If a nurse or care worker has symptoms they should self-isolate at home. If another member of the household has symptoms, the need for PPE needs to be risk-assessed on a case-by-case basis. PPE has been scarce across the NHS and social care sector, and this is an area that learning disability nurses in the community are also struggling with, Mr Jones says.

View our COVID-19 resource centre

Mr Beebee says being cared for by people in masks can be unsettling for those with learning disabilities and autism. ‘The mask covers one of the most expressive parts of the body, and it can be frightening seeing someone approaching wearing one.’ Colleagues drew Spiderman images on PPE they were wearing with one service user to help him relax, he adds.

A care plan that maximises self-care must be closely followed

Nurses should explain clearly that cleaning your hands frequently with soap and water, or using hand sanitiser, is one of the most effective ways of reducing the risk of infection.

Service users are likely to have a care plan that maximises self-care, and this must be closely followed to reduce the need for hands-on personal care where possible.

Normal household products such as detergents and bleach are effective at getting rid of the virus on surfaces. Nurses should be aware that personal waste such as used tissues, continence pads and other items soiled with bodily fluids, as well as disposable cleaning cloths, can be stored securely in disposable rubbish bags.

 

Picture of a launderette.
Picture: iStock

Support for a service user with laundry

When supporting a service user with laundry, nurses and care workers should avoid shaking dirty laundry to minimise the risk of spreading the virus in the air.

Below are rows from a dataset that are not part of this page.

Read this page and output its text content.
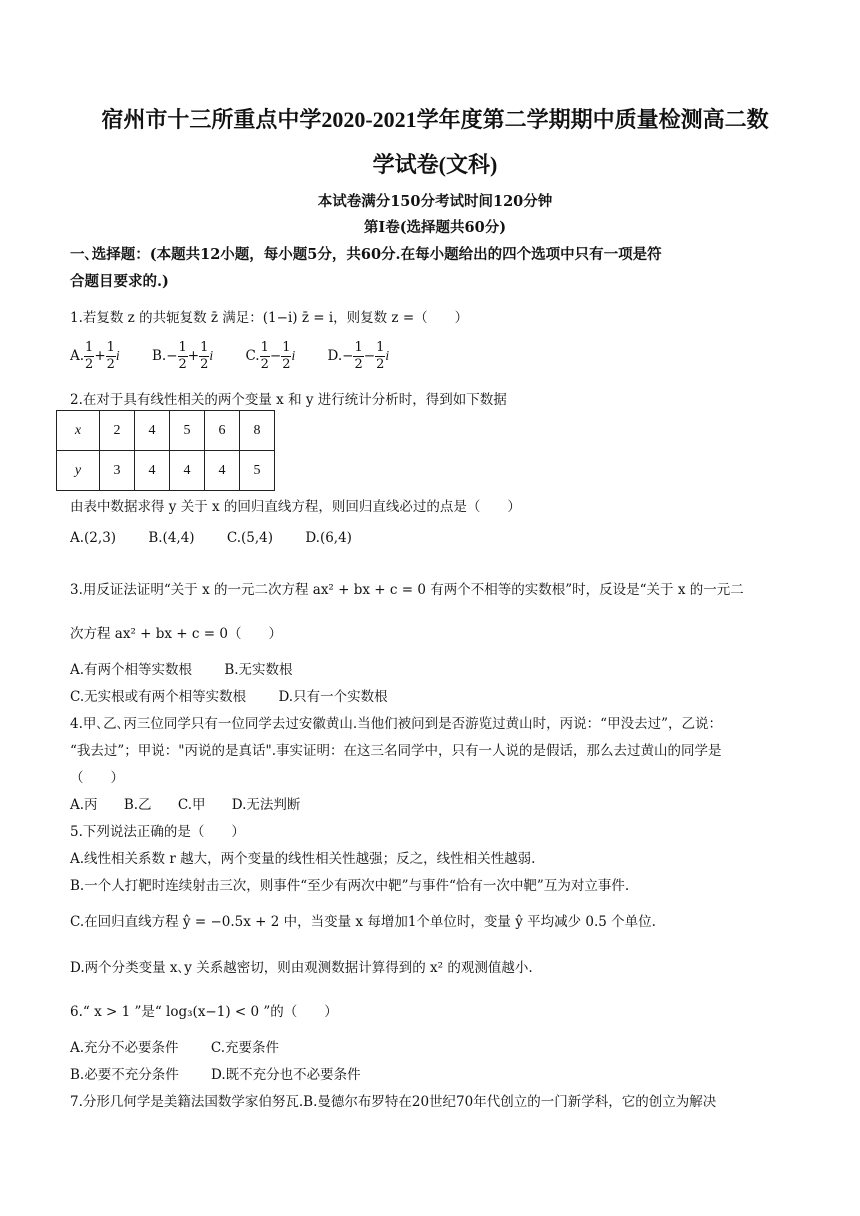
宿州市十三所重点中学2020-2021学年度第二学期期中质量检测高二数
学试卷(文科)
本试卷满分150分考试时间120分钟
第I卷(选择题共60分)
一､选择题：(本题共12小题，每小题5分，共60分.在每小题给出的四个选项中只有一项是符
合题目要求的.)
1.若复数 z 的共轭复数 z̄ 满足：(1−i) z̄ = i，则复数 z =（　　）
A. $\frac{1}{2} + \frac{1}{2}$ i $B.- \frac{1}{2} + \frac{1}{2}$ i C. $\frac{1}{2} - \frac{1}{2}$ i $D.- \frac{1}{2} - \frac{1}{2}$ i
2.在对于具有线性相关的两个变量 x 和 y 进行统计分析时，得到如下数据
x	2	4	5	6	8
y	3	4	4	4	5
由表中数据求得 y 关于 x 的回归直线方程，则回归直线必过的点是（　　）
A.(2,3) B.(4,4) C.(5,4) D.(6,4)
3.用反证法证明“关于 x 的一元二次方程 ax² + bx + c = 0 有两个不相等的实数根”时，反设是“关于 x 的一元二
次方程 ax² + bx + c = 0（　　）
A.有两个相等实数根 B.无实数根
C.无实根或有两个相等实数根 D.只有一个实数根
4.甲､乙､丙三位同学只有一位同学去过安徽黄山.当他们被问到是否游览过黄山时，丙说：“甲没去过”，乙说：
“我去过”；甲说："丙说的是真话".事实证明：在这三名同学中，只有一人说的是假话，那么去过黄山的同学是
（　　）
A.丙 B.乙 C.甲 D.无法判断
5.下列说法正确的是（　　）
A.线性相关系数 r 越大，两个变量的线性相关性越强；反之，线性相关性越弱.
B.一个人打靶时连续射击三次，则事件“至少有两次中靶”与事件“恰有一次中靶”互为对立事件.
C.在回归直线方程 ŷ = −0.5x + 2 中，当变量 x 每增加1个单位时，变量 ŷ 平均减少 0.5 个单位.
D.两个分类变量 x､y 关系越密切，则由观测数据计算得到的 x² 的观测值越小.
6.“ x > 1 ”是“ log₃(x−1) < 0 ”的（　　）
A.充分不必要条件 C.充要条件
B.必要不充分条件 D.既不充分也不必要条件
7.分形几何学是美籍法国数学家伯努瓦.B.曼德尔布罗特在20世纪70年代创立的一门新学科，它的创立为解决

Items heavily soiled with body fluids or items that cannot be washed should be disposed of with the owner’s consent.

Virtual meetings less intimidating but unsuited to in-depth conversations

Some nurses are reporting that the physical health needs of people with learning disabilities and autism are going unmet. Mr Jones says some areas are having urgent meetings to focus on this, and that annual health checks for people with learning disabilities and autism need to be a priority.

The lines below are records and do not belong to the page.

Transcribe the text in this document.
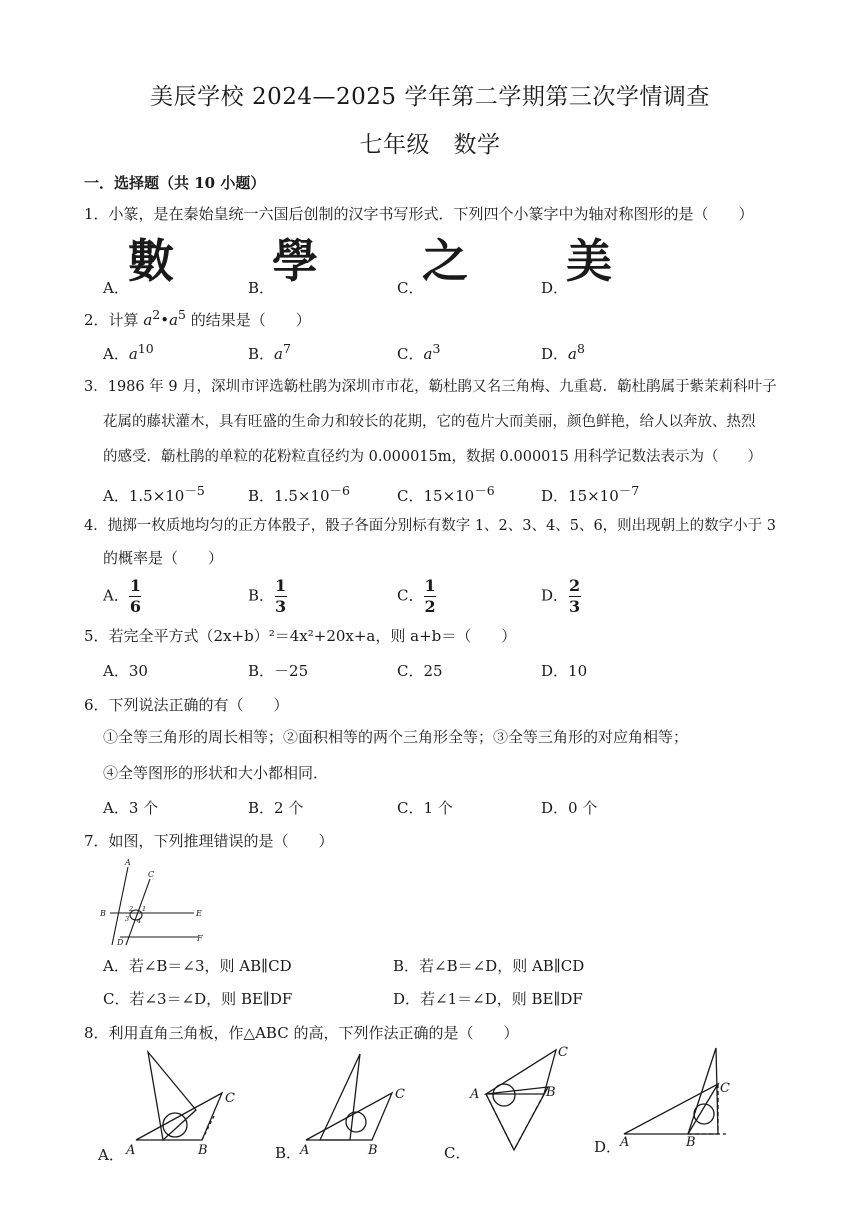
美辰学校 2024—2025 学年第二学期第三次学情调查
七年级　数学
一．选择题（共 10 小题）
1．小篆，是在秦始皇统一六国后创制的汉字书写形式．下列四个小篆字中为轴对称图形的是（　　）
A． 數	B．
學	C．
之	D．
美
2．计算 $a^2•a^5$ 的结果是（　　）
A．$a^{10}$	B．$a^7$	C．$a^3$	D．$a^8$
3．1986 年 9 月，深圳市评选簕杜鹃为深圳市市花，簕杜鹃又名三角梅、九重葛．簕杜鹃属于紫茉莉科叶子
花属的藤状灌木，具有旺盛的生命力和较长的花期，它的苞片大而美丽，颜色鲜艳，给人以奔放、热烈
的感受．簕杜鹃的单粒的花粉粒直径约为 0.000015m，数据 0.000015 用科学记数法表示为（　　）
A．$1.5\times 10^{-5}$	B．$1.5\times 10^{-6}$	C．$15\times 10^{-6}$	D．$15\times 10^{-7}$
4．抛掷一枚质地均匀的正方体骰子，骰子各面分别标有数字 1、2、3、4、5、6，则出现朝上的数字小于 3
的概率是（　　）
A． $\frac{1}{6}$	B． $\frac{1}{3}$	C． $\frac{1}{2}$	D． $\frac{2}{3}$
5．若完全平方式（2x+b）²＝4x²+20x+a，则 a+b＝（　　）
A．30	B．－25	C．25	D．10
6．下列说法正确的有（　　）
①全等三角形的周长相等；②面积相等的两个三角形全等；③全等三角形的对应角相等；
④全等图形的形状和大小都相同．
A．3 个	B．2 个	C．1 个	D．0 个
7．如图，下列推理错误的是（　　）
A
C
B	E
D	F
2 1
3 4
A．若∠B＝∠3，则 AB∥CD	B．若∠B＝∠D，则 AB∥CD
C．若∠3＝∠D，则 BE∥DF	D．若∠1＝∠D，则 BE∥DF
8．利用直角三角板，作△ABC 的高，下列作法正确的是（　　）
A． A	B
C
B．
A	B
C
C．
A	B
C
D．
A	B
C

Nurses are finding that holding more virtual meetings has brought some benefits, Mr Jones says. ‘People have reported there is more responsiveness, more focus – they can be more effective and have better attendance,’ he says. ‘It is also easier to get key individuals, avoids travelling time, there is increased frequency of contact and it can be less intimidating for patients and carers.

‘So while there may be aspects to keep in the future, it can also be less suited to in-depth conversations, can be unwieldy with big groups, and very intense if meetings are back to back, and it takes away the thinking time people used to have when travelling.’